Tuesday 19 February 2019

On Centrist Party Polling

How well can we expect a new centrist party opposed to Brexit do? Survation are out of the starting blocks with something of an answer. In their standard poll published on 18th February, the Tories are on 40% (up two since 30th January), Labour 36% (down three) and the Liberal Democrats 10% (up one). However, given acres of talk about a new centrist party, in advance of the flounce they asked punters if, well, they’d give a new party a punt. The result puts the Tories on 39%, Labour 34% and LibDems on 6%. Centrism can boast of 8%, which isn’t bad for a new party.

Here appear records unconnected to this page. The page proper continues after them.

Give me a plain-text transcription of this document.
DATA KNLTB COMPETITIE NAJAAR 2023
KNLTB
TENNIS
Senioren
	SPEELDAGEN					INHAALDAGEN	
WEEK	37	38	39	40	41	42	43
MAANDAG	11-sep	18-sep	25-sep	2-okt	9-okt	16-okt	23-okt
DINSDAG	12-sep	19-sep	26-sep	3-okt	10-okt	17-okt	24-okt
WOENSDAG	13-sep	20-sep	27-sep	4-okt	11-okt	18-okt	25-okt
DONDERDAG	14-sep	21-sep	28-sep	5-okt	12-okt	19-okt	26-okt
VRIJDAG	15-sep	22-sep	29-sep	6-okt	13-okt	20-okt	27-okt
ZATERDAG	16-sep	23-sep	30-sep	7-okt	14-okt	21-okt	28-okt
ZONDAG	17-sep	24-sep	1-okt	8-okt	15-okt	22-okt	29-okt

How to explain these figures politically? Contrary to what you might read on Twitter, polling isn't a Tory conspiracy. Not even YouGov. The bread and butter of polling companies is the selling of market research because, well, companies need accurate information about the habits of the customers they hope to sell to. If a polling company consistently gets elections wrong, say, by greater than the margin of error then clients are going to start looking elsewhere. Hence the panic that greeted the 2015 and 2017 general election results. And I’m sure readers will recall it was Survation who called the last election right, which is why we should take their findings seriously.

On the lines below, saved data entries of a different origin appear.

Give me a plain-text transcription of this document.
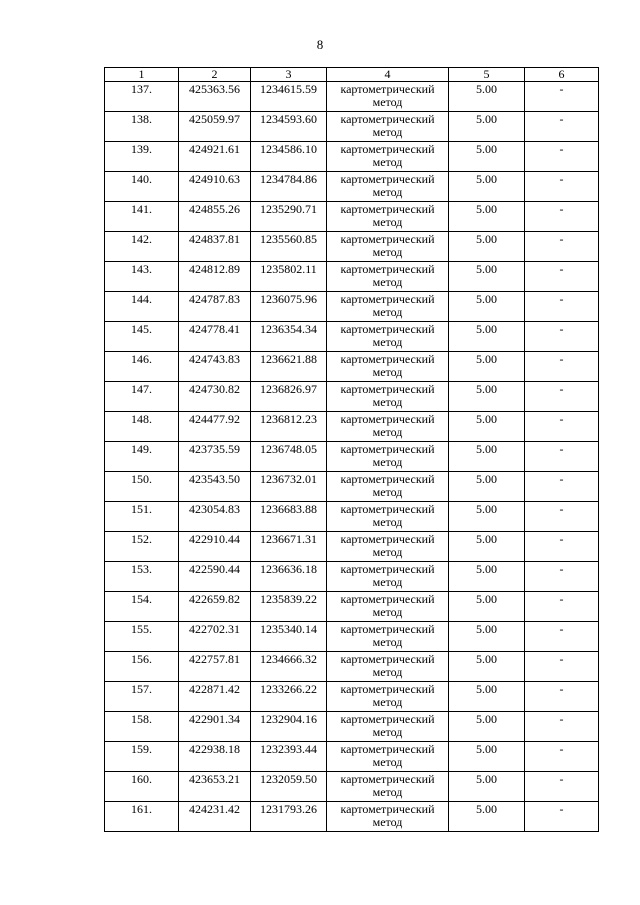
8
1	2	3	4	5	6
137.	425363.56	1234615.59	картометрический метод	5.00	-
138.	425059.97	1234593.60	картометрический метод	5.00	-
139.	424921.61	1234586.10	картометрический метод	5.00	-
140.	424910.63	1234784.86	картометрический метод	5.00	-
141.	424855.26	1235290.71	картометрический метод	5.00	-
142.	424837.81	1235560.85	картометрический метод	5.00	-
143.	424812.89	1235802.11	картометрический метод	5.00	-
144.	424787.83	1236075.96	картометрический метод	5.00	-
145.	424778.41	1236354.34	картометрический метод	5.00	-
146.	424743.83	1236621.88	картометрический метод	5.00	-
147.	424730.82	1236826.97	картометрический метод	5.00	-
148.	424477.92	1236812.23	картометрический метод	5.00	-
149.	423735.59	1236748.05	картометрический метод	5.00	-
150.	423543.50	1236732.01	картометрический метод	5.00	-
151.	423054.83	1236683.88	картометрический метод	5.00	-
152.	422910.44	1236671.31	картометрический метод	5.00	-
153.	422590.44	1236636.18	картометрический метод	5.00	-
154.	422659.82	1235839.22	картометрический метод	5.00	-
155.	422702.31	1235340.14	картометрический метод	5.00	-
156.	422757.81	1234666.32	картометрический метод	5.00	-
157.	422871.42	1233266.22	картометрический метод	5.00	-
158.	422901.34	1232904.16	картометрический метод	5.00	-
159.	422938.18	1232393.44	картометрический метод	5.00	-
160.	423653.21	1232059.50	картометрический метод	5.00	-
161.	424231.42	1231793.26	картометрический метод	5.00	-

We have to remember is what a poll is. It’s not a prediction. It’s a snapshot of opinion at a point in time. How then are the Tories, who are falling apart and making the most incredible hash of Brexit, motoring ahead? You can put some of it down to the polarisation of British politics, which I’ve written about too many times to link to. But there is a chunk of personal support for Theresa May. Believe it or not, a significant proportion of the electorate advance her a great deal of sympathy – and this includes Labour voters. As far as they see it, she’s been left a right mess and has battled her way through the crafty moves of Brussels’ bureaucrats and the childish behaviour of her backbenchers. Whether she’s played her dud hand well or poorly, the fact she’s stuck it out and not thrown in the towel at the merest sign of adversity – unlike some – commends her to many people. Secondly, some are quite prepared to accept she’s arguing the UK’s corner so it's our patriotic duty to get behind her. See, for example, how backing “our boys” won out over anti-war sentiment once the tanks started rolling in to Iraq. A similar sentiment applies. This, of course, poses the Tories some unique problems after Brexit – whether we leave on 29th March a some point afterwards. She is their best asset and there isn’t a single Tory who can fill her boots. Not Johnson, nor Javid, nor Rudd, and certainly not Gove, Leadsom and Williamson.

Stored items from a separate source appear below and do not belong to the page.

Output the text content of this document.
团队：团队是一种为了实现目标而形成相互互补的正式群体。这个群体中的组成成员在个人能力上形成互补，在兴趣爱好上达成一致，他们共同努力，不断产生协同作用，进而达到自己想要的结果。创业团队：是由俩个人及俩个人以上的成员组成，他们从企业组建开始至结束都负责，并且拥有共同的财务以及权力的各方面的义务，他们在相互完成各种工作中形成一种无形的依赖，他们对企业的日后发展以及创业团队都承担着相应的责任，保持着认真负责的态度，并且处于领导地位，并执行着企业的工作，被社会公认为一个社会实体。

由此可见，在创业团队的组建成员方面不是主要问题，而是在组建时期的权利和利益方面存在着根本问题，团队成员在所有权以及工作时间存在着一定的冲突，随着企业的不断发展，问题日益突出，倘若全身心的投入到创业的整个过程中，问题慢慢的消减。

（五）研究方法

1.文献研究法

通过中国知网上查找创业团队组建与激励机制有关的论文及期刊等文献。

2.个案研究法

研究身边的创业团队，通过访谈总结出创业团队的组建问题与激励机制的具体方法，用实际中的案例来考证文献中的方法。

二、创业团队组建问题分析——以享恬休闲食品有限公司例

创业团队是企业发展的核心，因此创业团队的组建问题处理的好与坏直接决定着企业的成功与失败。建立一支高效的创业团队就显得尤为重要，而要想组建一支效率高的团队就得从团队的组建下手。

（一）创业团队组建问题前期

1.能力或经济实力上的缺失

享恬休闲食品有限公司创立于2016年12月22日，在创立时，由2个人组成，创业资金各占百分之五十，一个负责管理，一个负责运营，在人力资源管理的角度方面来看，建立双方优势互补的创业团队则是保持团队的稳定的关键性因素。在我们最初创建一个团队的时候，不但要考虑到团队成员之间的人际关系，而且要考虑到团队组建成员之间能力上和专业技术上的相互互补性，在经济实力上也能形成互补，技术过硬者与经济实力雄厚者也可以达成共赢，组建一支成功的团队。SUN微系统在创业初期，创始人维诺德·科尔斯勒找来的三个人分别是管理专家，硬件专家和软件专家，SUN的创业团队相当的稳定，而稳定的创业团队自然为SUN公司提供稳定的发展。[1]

On the centrist anti-Brexit party, there’s no reason for undue concern. Repeat polling of voters find most like to locate themselves in the political centre, irrespective of their political views and party preferences. Those so disposed to novelty will look closely at The Independent Group or its eventual successor in the context of an election to find out more, and I doubt a platform of privatising public services and moar markets is going to set their worlds alight. But what about that pesky eight per cent? Well, here's where the snapshot comes in. We don't know when the next general election is going to be, but it's unlikely to happen while May remains Tory leader. What's even less likely is a snap contest getting called prior to Brexit day. Which means the point is moot. The next election will be the first after the UK has left the European Union, and so the dynamic of Brexit changes from should/shouldn't to what shape it's going to take over the medium to long-term. TIG or the LibDems are, of course, free to campaign on re-entry to the EU, but an electorate heartily sick of it aren't going to bite in large numbers. In all likelihood the big question concerning the EU is going to be what the relationship should be. The Tories want the kind of arrangement granting them their holy grails of economically useless but politically useful trade deals, of Britain rising once again as a great commercial power. Pathetic stuff. Labour, as per its customs deal approach to Brexit, would see the party negotiate a much closer relationship to Europe to mitigate the damage already being done. Like the last election, pro-Europeans will have a choice: they can vote for a prospectus enabling more detachment and increasing irrelevance, or a close, friendly relationship with the world's largest trading bloc seeking to preserve as much continuity as possible. Who knows, perhaps in a decade or two it might lead to the UK's re-admittance. If your synapses aren't totally burned out by FBPE memes, the choice is obvious.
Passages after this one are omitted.